Evidence use amid political uncertainty: three think tank strategies from OTT Conference 2023

29 April 2024
SERIES Think tanks and political uncertainty 7 items

At last year’s OTT conference, think tanks gathered to discuss how to support evidence use amid political uncertainties. Their examples ranged from elections and hung parliaments to military takeovers, from government restructures to economic crises, and from changes in leadership to shifts in policy direction. 

The session was opened by contributions from experts at the forefront of supporting evidence use in policy-making. A wider discussion with participants followed. + 

The speakers shared a sense of the ‘shifting sands’ of relationships: the fracturing and dissembling of established science– policy networks. They described a sense both of galvanisation and of indecision and paralysis, and also of uncertainty about how to respond.  

There was an awareness both of the risks and the opportunities that political uncertainties can hold, and the total unpredictability that can make them difficult to distinguish.  

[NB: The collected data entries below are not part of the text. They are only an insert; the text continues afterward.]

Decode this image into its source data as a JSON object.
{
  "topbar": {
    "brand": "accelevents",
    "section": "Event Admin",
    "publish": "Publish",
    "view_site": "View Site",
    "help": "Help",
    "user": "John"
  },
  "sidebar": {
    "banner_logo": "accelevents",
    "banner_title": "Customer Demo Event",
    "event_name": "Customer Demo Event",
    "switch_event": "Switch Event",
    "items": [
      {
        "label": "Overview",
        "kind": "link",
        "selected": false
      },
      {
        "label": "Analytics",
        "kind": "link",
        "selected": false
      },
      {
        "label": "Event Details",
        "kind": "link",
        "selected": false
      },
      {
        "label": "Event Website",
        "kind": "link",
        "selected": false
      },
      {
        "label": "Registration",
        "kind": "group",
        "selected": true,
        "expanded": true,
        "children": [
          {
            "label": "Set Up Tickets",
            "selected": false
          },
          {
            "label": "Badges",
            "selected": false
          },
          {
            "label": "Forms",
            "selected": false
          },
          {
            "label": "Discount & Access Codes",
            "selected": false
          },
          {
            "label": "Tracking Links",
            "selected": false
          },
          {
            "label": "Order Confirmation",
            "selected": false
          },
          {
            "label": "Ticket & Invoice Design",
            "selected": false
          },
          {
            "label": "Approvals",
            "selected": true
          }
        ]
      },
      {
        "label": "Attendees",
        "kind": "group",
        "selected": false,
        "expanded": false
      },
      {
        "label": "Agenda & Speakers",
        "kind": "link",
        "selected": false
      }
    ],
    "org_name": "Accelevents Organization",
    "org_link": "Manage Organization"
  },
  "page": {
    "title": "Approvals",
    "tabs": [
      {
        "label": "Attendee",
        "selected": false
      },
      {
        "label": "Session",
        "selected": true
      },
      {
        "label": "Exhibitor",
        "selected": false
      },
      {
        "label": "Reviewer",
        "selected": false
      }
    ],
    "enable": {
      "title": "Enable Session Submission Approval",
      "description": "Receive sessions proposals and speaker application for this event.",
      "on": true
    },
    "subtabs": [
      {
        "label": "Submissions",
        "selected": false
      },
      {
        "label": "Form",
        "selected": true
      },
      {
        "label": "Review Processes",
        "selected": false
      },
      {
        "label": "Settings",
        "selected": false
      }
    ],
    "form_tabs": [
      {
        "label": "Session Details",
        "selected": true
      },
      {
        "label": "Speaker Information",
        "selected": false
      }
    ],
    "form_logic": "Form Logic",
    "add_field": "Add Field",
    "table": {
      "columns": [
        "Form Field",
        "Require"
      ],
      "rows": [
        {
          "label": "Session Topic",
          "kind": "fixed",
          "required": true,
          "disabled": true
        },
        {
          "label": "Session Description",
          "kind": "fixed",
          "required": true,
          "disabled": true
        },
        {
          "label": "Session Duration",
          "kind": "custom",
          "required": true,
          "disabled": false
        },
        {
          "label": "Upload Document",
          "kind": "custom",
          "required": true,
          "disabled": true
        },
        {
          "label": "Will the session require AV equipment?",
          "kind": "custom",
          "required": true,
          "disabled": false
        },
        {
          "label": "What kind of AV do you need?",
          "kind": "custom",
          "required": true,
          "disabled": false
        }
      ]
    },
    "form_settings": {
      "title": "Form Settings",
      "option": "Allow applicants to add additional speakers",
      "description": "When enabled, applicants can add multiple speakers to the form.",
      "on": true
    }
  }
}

Looking ahead to 2024, with elections in over 60 countries, these insights on evidence use during political upheaval remain crucial.  

Here are three strategies think tanks are using to navigate uncertainty.

1. Seizing opportunities: people fight harder for evidence when it’s under threat 

The speakers highlighted a sense of galvanisation among civil servants suddenly in need of evidence and of evidence producers sensing unexpected windows of opportunity.  

While political uncertainty can pose barriers to evidence use, it can also strengthen resolve for evidence use in certain government spaces.  

Our participants shared examples of increased demand for evidence by civil servants when political leadership in the US and Brazil was seen as ‘anti-evidence’.  

Focusing evidence use efforts at the technical or bureaucratic layer can be a way to transcend, or even subvert, anti-evidence political currents. 

2. Protecting your independence and partnerships: saying no

For think tanks and brokering organisations at the research–policy interface, sometimes saying no to taking sides is necessary to navigate political uncertainty and safeguard established networks and partnerships. 

For instance, in one case of government restructuring that created conflict between key partners in the Science Technology and Innovation sector in Uganda, UNAS chose to abstain from taking sides to preserve existing partnerships and relationships. 

In other scenarios shared from Bolivia, crises such as the pandemic and a new government after 40-years of the previous administration, prompted civil servants to actively seek research and evidence for policymaking. However, Bolivian evidence producers were cautious about engaging with policymakers for fear of becoming involved in the political environment.  

3. Building capacity to enable agile responses      

In order either to seize opportunities or to say no, organisations at the research/policy interface need established capacity and resilience.   

Our discussion showed that in many different contexts, from the UK to Uganda, embedded capability – organisational as well as individual – can enable the agility and responsiveness that is necessary to respond to political uncertainties.  

Many participants affirmed that the capacity development of evidence users, producers and brokers is a key way to build resilience in evidence-use systems. 

For example, having some existing institutionalised capacity for evidence use within the Ministry of Health enabled Chile to respond to the Covid-19 crisis faster than some neighbouring countries.    

What does this tell us?  

We need a better and more nuanced understanding of how politics  affects evidence use, especially in southern contexts. This is what we’re calling for at OTT. 

We’ve seen this come up again and again in our work –  political factors are often acknowledged, but (we believe) not often explored with enough nuance and detail to reflect the diversity and complexity of the contexts we work in. 

This is not a new call, it’s a gap that has been identified for at least a decade. As Vivian Tseng wrote in 2012: “Rather than viewing politics as a nuisance to be set aside, it behoves us to increase our understanding of how the political and policy process works…and how it influences research use.”  

Efforts in   capacity development and the ‘institutionalisation of evidence’ are sometimes held up as      going against a politically informed approach; they may be seen as narrow, linear and      technocratic. Yet, our speakers reminded us that this is a false distinction.  

As an earlier OTT Talks podcast episode also pointed out, it’s precisely because of the need to build resilience in the face of political instability that efforts to build capacity among evidence users are      undertaken     .  

This was compellingly illustrated by Natalia Koga in her comparison of the fates of two evidence units under Bolsonaro’s government at last year’s WHO Global Evidence-to-Policy Summit.      

Continuing the discussion in 2024 

In a session for the OTT School participants and alumni this year, we started exploring the implications for think tanks who work on strengthening capacity for evidence use.  

We’ll continue to expand upon this discussion at the OTT conference 2024 in Barcelona this year by exploring the following questions:  

  • How can we improve our understanding and response to political dynamics?  
  • What capacities do think tanks need to work on evidence use in such contexts?